A Hollywood backlot last week. I was there to visit a friend, who’d recently gotten a semi-regular job as a minor character on a major sitcom. Actually, she was my best friend’s girlfriend. But I was in L.A., and my friend wasn’t, and the girlfriend invited me to come to work with her. They were rehearsing, running through the same three-minute scene an infinity of times. I sat in the empty audience bleachers and watched them walk around a fake living room. I envied the ability to be able to do what they did, to rewind time again and again to make it perfect. Inside the hermetically-sealed warehouse, I got the sense the sun was going down. I went outside, to the hallway, and found a place to pray. Three steps back, three steps forward, I transformed that little area into a chamber for G-d to inhabit. I stood still and swayed back and forth.
    The place I’d picked to pray was one of those narrow alcoves, a Cubist lump where the wall hiccupped inward for no apparent reason. The wall faced east, toward Jerusalem, and I fit neatly inside. It was only after I’d gotten far enough into the prayers so that I couldn’t move--once you did your dance of the three steps, I was frozen in place until the concluding section hit--when I realized, inside my sandwich of three walls, I was literally two steps away from the men’s bathroom. I pushed it out of my mind, to keep focused on the prayers. One of the stars of the series brushed past me and into the bathroom. Our shoulders actually touched, even though the hallway wasn’t that narrow. I wasn’t sure why, if he was coming onto me, if he was drunk, if he was just clumsy like I was. I tried not to listen, but, can you close your ears, how can you willfully not hear something? The stream of liquid was long, unbroken, stretching to whole minutes. A strange thing: I’d long had this thought, I’d love to be an actor, except for the long periods on stage and the infrequent, time-mandated pee breaks. I’d wondered how they did it. That was how. Did you know there’s a prayer we say for going to the bathroom, thanking G-d for creating the system of openings and closings in our bodies, acknowledging that if those tubes and combines didn’t work exactly the way they did, we’d be poisoned, immobilized, unable to live? We say that prayer every time we urinate or defecate, after washing and leaving the bathroom. It was not, however, a part of the normal afternoon prayer. The prayer I was saying right now.

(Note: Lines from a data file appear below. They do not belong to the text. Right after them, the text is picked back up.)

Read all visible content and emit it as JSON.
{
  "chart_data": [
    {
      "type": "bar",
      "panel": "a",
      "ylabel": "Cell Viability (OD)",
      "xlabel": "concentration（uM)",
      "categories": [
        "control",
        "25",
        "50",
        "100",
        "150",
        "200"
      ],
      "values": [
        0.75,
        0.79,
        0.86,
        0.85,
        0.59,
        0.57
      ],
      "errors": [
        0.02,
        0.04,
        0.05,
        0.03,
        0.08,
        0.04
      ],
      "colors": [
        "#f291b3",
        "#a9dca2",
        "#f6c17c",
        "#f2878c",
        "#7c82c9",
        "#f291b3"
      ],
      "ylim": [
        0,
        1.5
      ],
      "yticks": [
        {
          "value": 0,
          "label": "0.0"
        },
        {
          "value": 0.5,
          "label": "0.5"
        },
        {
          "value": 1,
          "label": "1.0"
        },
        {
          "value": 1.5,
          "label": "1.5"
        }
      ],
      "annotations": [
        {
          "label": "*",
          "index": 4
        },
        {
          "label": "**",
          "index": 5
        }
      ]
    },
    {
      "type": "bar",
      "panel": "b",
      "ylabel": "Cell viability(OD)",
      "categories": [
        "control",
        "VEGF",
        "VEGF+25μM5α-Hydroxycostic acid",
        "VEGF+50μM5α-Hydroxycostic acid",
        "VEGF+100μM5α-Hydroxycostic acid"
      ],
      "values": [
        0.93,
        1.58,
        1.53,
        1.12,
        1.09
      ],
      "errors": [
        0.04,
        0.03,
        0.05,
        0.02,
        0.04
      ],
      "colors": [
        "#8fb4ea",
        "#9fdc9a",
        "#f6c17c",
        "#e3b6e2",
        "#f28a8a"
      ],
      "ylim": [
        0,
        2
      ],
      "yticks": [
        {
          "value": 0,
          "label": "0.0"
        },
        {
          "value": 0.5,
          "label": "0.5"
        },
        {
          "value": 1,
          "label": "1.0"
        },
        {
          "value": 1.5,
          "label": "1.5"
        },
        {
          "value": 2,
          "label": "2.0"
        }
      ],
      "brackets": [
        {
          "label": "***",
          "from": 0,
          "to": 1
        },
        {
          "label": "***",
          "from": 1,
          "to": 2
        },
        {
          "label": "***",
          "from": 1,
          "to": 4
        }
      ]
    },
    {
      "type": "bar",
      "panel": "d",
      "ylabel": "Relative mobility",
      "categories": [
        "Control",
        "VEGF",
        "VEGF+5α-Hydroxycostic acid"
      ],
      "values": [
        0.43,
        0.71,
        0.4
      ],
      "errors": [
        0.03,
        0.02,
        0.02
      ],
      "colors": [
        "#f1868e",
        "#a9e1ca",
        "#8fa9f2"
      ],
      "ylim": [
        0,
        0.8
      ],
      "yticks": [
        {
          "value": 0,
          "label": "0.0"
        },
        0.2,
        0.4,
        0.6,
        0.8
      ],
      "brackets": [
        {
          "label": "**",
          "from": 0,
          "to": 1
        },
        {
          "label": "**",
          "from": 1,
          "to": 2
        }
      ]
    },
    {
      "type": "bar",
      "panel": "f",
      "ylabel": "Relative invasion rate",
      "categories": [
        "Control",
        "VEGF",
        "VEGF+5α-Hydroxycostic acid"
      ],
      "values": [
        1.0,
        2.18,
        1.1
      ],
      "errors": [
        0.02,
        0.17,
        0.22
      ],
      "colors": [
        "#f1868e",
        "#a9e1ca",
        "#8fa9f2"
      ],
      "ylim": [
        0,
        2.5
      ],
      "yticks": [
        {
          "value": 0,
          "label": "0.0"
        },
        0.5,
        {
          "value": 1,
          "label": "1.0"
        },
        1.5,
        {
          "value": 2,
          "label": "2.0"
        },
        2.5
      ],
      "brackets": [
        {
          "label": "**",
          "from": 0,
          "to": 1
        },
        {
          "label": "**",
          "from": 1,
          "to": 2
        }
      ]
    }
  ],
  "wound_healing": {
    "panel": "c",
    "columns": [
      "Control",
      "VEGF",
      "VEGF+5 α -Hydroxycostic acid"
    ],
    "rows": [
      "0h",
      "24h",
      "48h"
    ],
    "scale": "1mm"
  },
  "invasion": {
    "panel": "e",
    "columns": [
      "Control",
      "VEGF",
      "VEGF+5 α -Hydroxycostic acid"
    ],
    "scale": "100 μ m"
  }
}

    The series star extracted himself from the bathroom, shook his hands in the air upon leaving, far enough away from his body so no loose drops were shaken onto his outfit. He gave me a long, hard look, as if he’d heard my every thought, my entire rambling eschatological intrusion into his pee break, the kind of look he probably routinely gave to paparazzi, a look that said, Don’t you have anything better to do with your life? Nope. No, I thought, I do not.